Gear: Take one set of cams from 0.75" - 3" there is no real good places for anything smaller. TCU's work well too.
This route is a harder chimney on the opposite side of the tower. It is reported that Randall Weekley and Jonathan Auerbach had the first ascent while thinking they were attempting the second ascent of the west chimney! The climb begins about 10 feet off the true deck, and opens with a very committing move which can lead to serious injury in the event of a fall. Some people have given this climb a "R" rating. Use the same anchor at the summit per the west chimney route.
Gear: Bring one set of cams from 0.5" - 4" and perhaps some TCU's. Also bring long slings.
Descent - Descend the tower by making a single rope rappel off the convoluted anchor at the top of the west chimney. A bunch of slings are wrapped around a big rock and backed up by a couple old bolts. It's a good anchor but sometimes the slings get very old and should be replaced.
Car camping is allowed in designated campsites only within Arches National Park ($10 per night). Backcountry permits are also available which can be obtained at the visitors center. Camping in Arches (and Moab itself) can fill up very quickly, especially on the weekends. Free camping in the area can be found on BLM lands in Castle Valley, Kane Creek, in Tusher Canyon located north of Moab about 10-15 miles, and a few other places.

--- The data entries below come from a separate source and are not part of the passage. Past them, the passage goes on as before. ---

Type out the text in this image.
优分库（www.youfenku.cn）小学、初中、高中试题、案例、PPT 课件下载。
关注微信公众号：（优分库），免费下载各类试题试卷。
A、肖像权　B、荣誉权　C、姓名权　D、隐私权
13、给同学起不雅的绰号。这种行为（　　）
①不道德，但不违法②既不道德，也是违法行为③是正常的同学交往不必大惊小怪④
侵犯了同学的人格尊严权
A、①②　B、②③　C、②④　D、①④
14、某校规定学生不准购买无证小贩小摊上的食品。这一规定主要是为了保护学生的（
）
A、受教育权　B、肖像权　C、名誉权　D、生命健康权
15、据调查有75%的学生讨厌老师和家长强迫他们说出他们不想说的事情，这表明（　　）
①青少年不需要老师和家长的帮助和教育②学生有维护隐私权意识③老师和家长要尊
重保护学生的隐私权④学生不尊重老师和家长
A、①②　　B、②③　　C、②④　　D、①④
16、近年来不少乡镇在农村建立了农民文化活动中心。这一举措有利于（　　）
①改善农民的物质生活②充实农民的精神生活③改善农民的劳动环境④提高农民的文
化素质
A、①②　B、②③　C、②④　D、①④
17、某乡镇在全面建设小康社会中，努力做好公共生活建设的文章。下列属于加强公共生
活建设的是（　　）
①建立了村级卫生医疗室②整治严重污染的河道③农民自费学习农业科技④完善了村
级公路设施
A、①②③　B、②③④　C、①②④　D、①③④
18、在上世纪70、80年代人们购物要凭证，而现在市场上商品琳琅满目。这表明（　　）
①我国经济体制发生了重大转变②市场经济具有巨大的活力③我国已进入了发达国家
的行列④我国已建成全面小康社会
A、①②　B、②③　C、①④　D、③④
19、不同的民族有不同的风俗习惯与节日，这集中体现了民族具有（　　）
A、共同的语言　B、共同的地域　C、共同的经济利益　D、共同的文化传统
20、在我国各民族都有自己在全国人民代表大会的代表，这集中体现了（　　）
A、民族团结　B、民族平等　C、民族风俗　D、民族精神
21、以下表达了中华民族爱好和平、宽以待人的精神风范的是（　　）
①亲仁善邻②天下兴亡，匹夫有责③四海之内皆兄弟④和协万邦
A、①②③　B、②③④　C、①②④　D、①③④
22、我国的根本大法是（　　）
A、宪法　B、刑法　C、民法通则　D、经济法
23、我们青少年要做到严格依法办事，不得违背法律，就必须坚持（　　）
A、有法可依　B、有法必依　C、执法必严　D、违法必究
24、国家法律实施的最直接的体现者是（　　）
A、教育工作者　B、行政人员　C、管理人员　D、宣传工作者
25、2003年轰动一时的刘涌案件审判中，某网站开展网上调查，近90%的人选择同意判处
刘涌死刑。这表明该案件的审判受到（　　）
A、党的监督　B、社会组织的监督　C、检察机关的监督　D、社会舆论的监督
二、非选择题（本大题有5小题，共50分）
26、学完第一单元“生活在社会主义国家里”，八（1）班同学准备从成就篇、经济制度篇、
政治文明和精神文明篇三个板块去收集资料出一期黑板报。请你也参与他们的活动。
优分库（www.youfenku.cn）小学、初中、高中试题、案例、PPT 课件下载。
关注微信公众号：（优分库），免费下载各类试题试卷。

Climbing in Arches National Park is only allowed if you use clean climbing techniques. Bolts and hammers are no longer allowed and cannot be brought into the park. Hand chalk must not be white but can be used as long as it nearly matches the color of the rock. Using rappel slings is fine however it is advised you remove and replace old slings. The anchor at the summit of Bullwinkle Tower was getting pretty messy with old slings one of which I removed. There are also a couple old pitons at the summit that looked safe.
Arches is a National Park, so National Park entrance fees (Currently $10/vehicle for seven days) and other regulations apply. Dogs are allowed only on leashes and only on pavement.
Check out Eric Bjornstad's guidebook; Desert Rock: Rock Climbs in the National Parks. This book has a good description for Bullwinkle Tower and can be found, along with other books in any of the gear shops and bookstores in Moab.